If you connect and listen to people, they will not only give you the answers to all of your questions, but they will actually help you build your strategy for success. So, that is how I handled calming my fears and figuring out how to make this work. I focused on people, focused on building connections, asking questions, and listening for the answers.

Every airport I went into, every time I boarded a flight, had to find a gate, every time I had to land and the countless times I went through customs I just asked people questions, listened to what they told me, and took their advice. And no matter the country, no matter the airport, no matter the hotel, everyone was so kind, so helpful and felt so invested in helping me make it on this journey.

On paper this trip was impossible, not logical, and the odds of everything falling into place were slim to none. In fact, the pieces did not always fall into place. But focusing on people ensured I gained the knowledge I needed to figure it out.

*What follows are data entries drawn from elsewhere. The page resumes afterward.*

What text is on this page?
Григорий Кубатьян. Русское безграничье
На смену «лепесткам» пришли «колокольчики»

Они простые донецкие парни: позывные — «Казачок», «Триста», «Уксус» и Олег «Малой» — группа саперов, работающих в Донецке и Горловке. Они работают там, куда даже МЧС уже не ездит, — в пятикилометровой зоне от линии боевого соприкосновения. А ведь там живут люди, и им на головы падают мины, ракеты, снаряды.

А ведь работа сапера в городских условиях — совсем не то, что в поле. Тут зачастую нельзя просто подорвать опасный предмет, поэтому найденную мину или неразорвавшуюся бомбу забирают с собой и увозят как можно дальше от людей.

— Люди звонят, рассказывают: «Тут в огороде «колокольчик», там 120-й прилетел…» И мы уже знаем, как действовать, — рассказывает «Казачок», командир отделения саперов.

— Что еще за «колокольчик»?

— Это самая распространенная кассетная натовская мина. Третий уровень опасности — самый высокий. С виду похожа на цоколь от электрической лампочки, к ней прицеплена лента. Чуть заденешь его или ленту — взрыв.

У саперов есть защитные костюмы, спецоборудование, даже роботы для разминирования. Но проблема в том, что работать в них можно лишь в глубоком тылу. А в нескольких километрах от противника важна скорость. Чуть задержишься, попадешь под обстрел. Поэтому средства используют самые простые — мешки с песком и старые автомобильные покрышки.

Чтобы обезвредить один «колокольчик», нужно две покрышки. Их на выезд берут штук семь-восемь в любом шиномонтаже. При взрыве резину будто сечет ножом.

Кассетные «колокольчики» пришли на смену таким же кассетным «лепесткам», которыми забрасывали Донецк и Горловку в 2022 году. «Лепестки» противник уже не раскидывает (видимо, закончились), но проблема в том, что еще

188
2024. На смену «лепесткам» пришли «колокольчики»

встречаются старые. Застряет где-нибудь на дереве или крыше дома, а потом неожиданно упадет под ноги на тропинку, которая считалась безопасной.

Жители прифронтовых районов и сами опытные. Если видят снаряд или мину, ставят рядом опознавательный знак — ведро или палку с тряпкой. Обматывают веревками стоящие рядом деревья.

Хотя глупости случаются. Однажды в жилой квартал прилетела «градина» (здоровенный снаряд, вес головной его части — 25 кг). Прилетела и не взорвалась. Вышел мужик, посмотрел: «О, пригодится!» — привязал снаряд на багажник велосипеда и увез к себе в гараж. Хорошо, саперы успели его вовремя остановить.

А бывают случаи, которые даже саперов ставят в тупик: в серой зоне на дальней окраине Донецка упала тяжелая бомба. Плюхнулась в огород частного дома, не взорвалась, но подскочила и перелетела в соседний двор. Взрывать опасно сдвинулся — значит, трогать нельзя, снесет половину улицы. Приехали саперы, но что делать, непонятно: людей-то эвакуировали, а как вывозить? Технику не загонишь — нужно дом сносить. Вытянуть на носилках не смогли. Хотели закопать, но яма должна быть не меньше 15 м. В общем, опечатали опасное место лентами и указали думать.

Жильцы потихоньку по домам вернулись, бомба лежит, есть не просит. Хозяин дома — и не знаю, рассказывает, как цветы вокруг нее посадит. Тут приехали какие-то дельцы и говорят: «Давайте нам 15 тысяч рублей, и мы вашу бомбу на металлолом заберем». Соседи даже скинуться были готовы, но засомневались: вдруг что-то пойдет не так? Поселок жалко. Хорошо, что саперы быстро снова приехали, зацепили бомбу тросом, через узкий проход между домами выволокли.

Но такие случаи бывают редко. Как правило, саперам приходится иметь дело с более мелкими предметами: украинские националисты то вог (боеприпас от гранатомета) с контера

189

There is no way I would have made it without people. Trying to go it alone, I would have made connections, had access to the visas and forms I often found out about last minute, and located the right gate when flights were moved without my app or the airline board did not reflect the change. People, connections proved invaluable and made a trip that seemed impossible somehow work.

The LESSON: When uncertainty presents problems and challenges, and it will present problems and challenges, don’t think what do I need to do, think who can I be working with. The answers to thriving in uncertainty are in connecting and listening to your network, your team, and your customers.

 

Step THREE: Commit To Process

And so I was on my way, making it through this journey, country by country, engagement to engagement, but I knew even with the right perspective and right focus on people, I still needed to be ready for more change and uncertainty.

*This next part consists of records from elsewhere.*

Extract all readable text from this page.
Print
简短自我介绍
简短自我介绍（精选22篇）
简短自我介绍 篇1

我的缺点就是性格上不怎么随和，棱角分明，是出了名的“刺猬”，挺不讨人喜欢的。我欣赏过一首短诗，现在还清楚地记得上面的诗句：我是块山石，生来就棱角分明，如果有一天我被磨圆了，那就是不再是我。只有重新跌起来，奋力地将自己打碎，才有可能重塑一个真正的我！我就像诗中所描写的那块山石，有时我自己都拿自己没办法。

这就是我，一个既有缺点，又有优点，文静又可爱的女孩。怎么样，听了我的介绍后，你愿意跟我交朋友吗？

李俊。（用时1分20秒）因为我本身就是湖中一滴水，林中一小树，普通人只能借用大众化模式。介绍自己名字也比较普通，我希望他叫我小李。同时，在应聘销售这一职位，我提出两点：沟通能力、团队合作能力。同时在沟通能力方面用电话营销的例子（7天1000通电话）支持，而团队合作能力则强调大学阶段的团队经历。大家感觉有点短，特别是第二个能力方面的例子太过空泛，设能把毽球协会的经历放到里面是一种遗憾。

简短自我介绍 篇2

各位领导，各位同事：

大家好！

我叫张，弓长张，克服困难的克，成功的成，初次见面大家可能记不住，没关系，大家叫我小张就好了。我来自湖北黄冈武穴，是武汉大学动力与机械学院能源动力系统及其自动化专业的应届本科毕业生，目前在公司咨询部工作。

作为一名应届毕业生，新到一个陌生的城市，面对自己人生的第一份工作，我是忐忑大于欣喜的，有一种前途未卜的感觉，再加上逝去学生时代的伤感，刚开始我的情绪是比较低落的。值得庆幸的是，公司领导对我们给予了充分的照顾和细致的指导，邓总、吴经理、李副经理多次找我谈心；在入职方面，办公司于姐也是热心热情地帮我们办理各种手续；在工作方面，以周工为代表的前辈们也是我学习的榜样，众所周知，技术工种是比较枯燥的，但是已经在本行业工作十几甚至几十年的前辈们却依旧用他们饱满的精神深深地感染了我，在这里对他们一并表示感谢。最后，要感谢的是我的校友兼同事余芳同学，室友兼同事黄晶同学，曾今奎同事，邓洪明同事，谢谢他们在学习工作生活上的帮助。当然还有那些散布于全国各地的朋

And while I had made the mistake at the beginning of this trip of not planning for uncertainty, I was not going to make that mistake again. So, while flying on planes, sitting in lounges, riding to hotels, I would go through everything that could possibly go wrong and ask myself “What could I do now to prepare?”  I would proactively think what would I do if this or that happened.

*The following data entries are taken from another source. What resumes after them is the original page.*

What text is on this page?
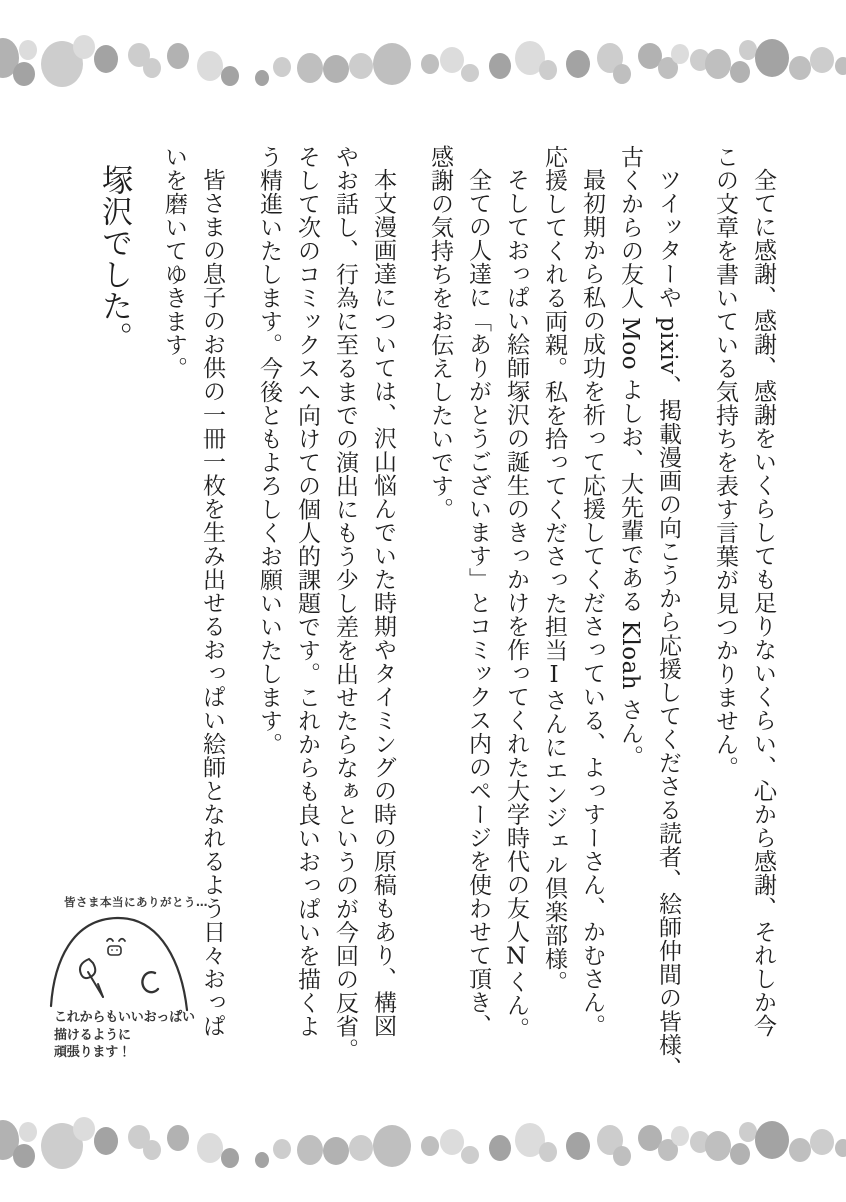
全てに感謝、感謝、感謝をいくらしても足りないくらい、心から感謝、それしか今
この文章を書いている気持ちを表す言葉が見つかりません。

ツイッターや pixiv、掲載漫画の向こうから応援してくださる読者、絵師仲間の皆様、
古くからの友人 Moo よしお、大先輩である Kloah さん。

最初期から私の成功を祈って応援してくださっている、よっすーさん、かむさん。
応援してくれる両親。私を拾ってくださった担当Iさんにエンジェル倶楽部様。

そしておっぱい絵師塚沢の誕生のきっかけを作ってくれた大学時代の友人Nくん。

全ての人達に「ありがとうございます」とコミックス内のページを使わせて頂き、
感謝の気持ちをお伝えしたいです。

本文漫画達については、沢山悩んでいた時期やタイミングの時の原稿もあり、構図
やお話し、行為に至るまでの演出にもう少し差を出せたらなぁというのが今回の反省。
そして次のコミックスへ向けての個人的課題です。これからも良いおっぱいを描くよ
う精進いたします。今後ともよろしくお願いいたします。

皆さまの息子のお供の一冊一枚を生み出せるおっぱい絵師となれるよう日々おっぱ
いを磨いてゆきます。

塚沢でした。

皆さま本当にありがとう…
これからもいいおっぱい
描けるように
頑張ります！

This is Step Three in Ask for Change System, Commit to Process and Get in Shape for Change.

I made plans for things like if I missed a flight, proactively calling the airline and finding contacts to work with should I need them. Talking to meeting planners to give me as much space as possible between landing and getting on stage. Booking car services from the airport to the speaking venue to save time and ensure accuracy. And the list goes on.

Still committed to my positive perspective, still focusing on people, I still planned for things to not go right. I was proactively planning for uncertainty, using the time I had to think about what could happen. Having and making a plan not only built my confidence but made it so much easier when uncertainty hit again, and yes, it hit again all through this trip.

THE LESSON: Uncertainty is ongoing, it never stops. Change can be your greatest opportunity if you see it coming; if you ignore change, it will derail you. So, use the time that you have to get in shape for change. The more you talk about change, think about change, and prepare for change, the more you will control change rather than allowing change to control you.

I am writing this article on a flight home from this journey and this week, and it still amazes me that everything worked, that we made it happen. The events were incredible, the audiences engaged and grateful, and the meeting planners were so appreciative that I had gone above and beyond.

What the week lacked in sleep, it more than made up for in standing ovations and the confidence I had in delivering a message that I had not only researched, but one that I now believed at such a deeper level because I had validated it myself.

This is so much more than a keynote or workshop for me; it is now a mission. I have seen the formula work for the companies, sales professionals and leaders I work with, and now I have experienced first-hand the power of Asking for Change!